Ratanaruang plays the differences with utmost details and keeps the daydream fantasy as hypnotizing --- the little portion of uncovered window that allows the morning light to invade the sleep-deprived wife, the vodka-drowned coffee that Dang drinks in the hotel lobby, the haziness and laziness that accompanies the lack of mental, physical, moral and emotional alertness of the three characters. That way, he infects his audience with the same contemplative mood (well enough to make impatient viewers sleep), wherein lapses in logic and quick jumps to conclusions (which are the obvious criticisms to this slow yet perceptive Ratanaruang thriller) should be appropriate in ways that would be impossible in total consciousness.

It's gorgeously photographed (by Chankit Chamnivikaipong, Ratanaruang's cinematographer in his earlier works like Fun Bar Karaoke (1997), 6ixtynin9 (1999), and Mon-rak Transistor (2001); Ratanaruang previously worked with Christopher Doyle in Last Life in the Universe (2003), and Invisible Waves (2006)). It's not only gorgeous, but very intelligent.

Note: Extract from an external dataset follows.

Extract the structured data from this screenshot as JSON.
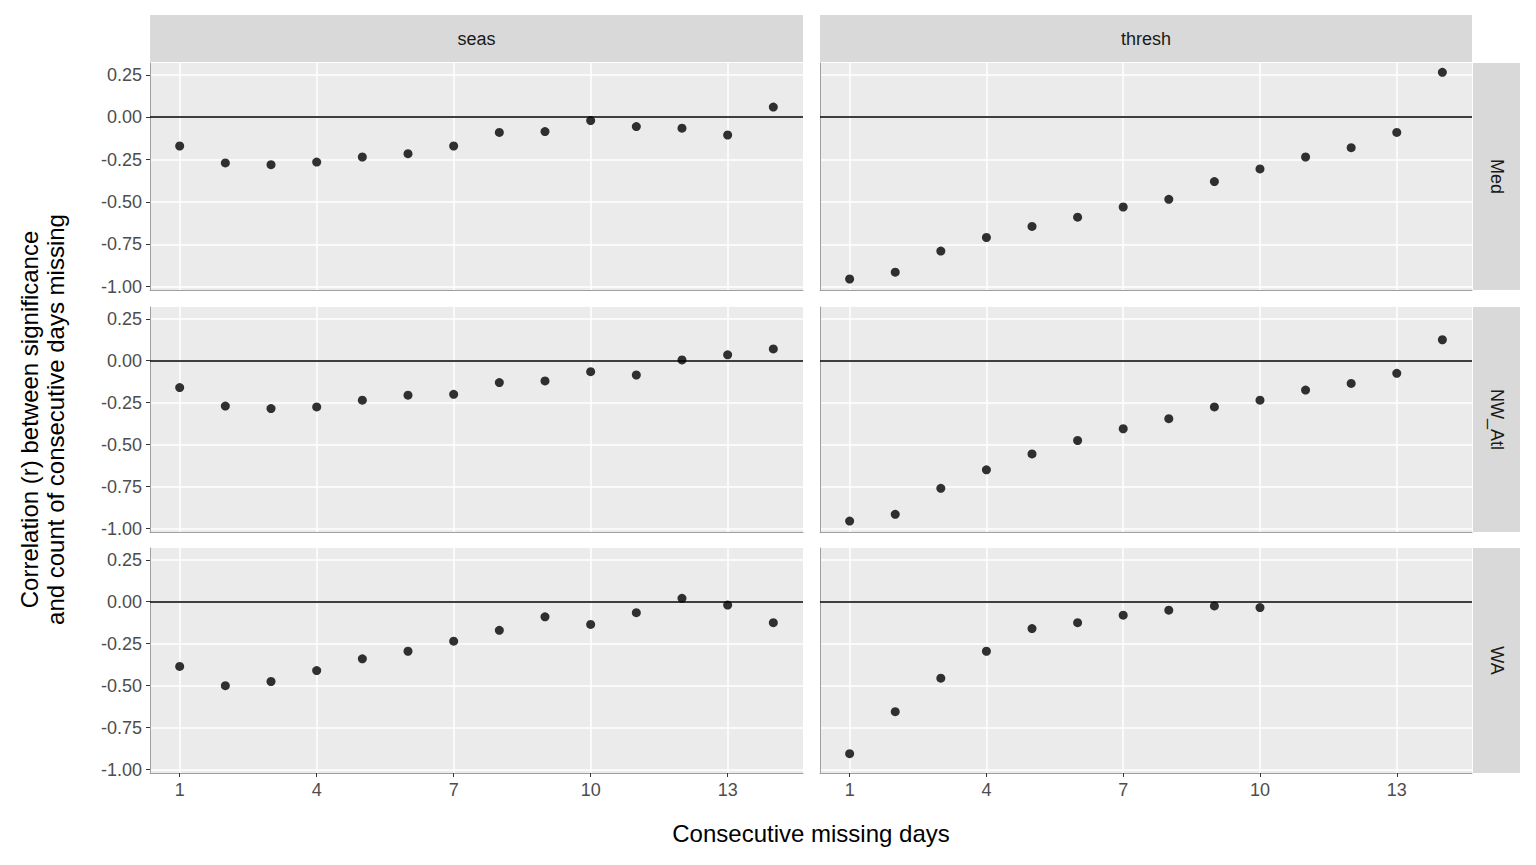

Ratanaruang has a gift for visual humor --- the way he would start a shot with the naked calves of Wit and Ploy (using such cliche to give the presumption of consummated infidelity) only to reveal that they are fully dressed; or the way we would see a man (Thaksakorn Pradapphongsa) observing Dang while out of focus, before we become aware that the man turns out to be a bigger part of the story than he was introduced to be.

Ploy is a film that is engineered with exhilarating precision. Its dreamy feel and rhythm which delightfully hopscotches from dream to life to nightmare and back (there's a lovely musical interlude that concludes the hotel-bound hallucination), keeps the relaxed pace bearable, if not totally engrossing. Ratanaruang is gearing up to become one of the most interesting filmmakers from the region.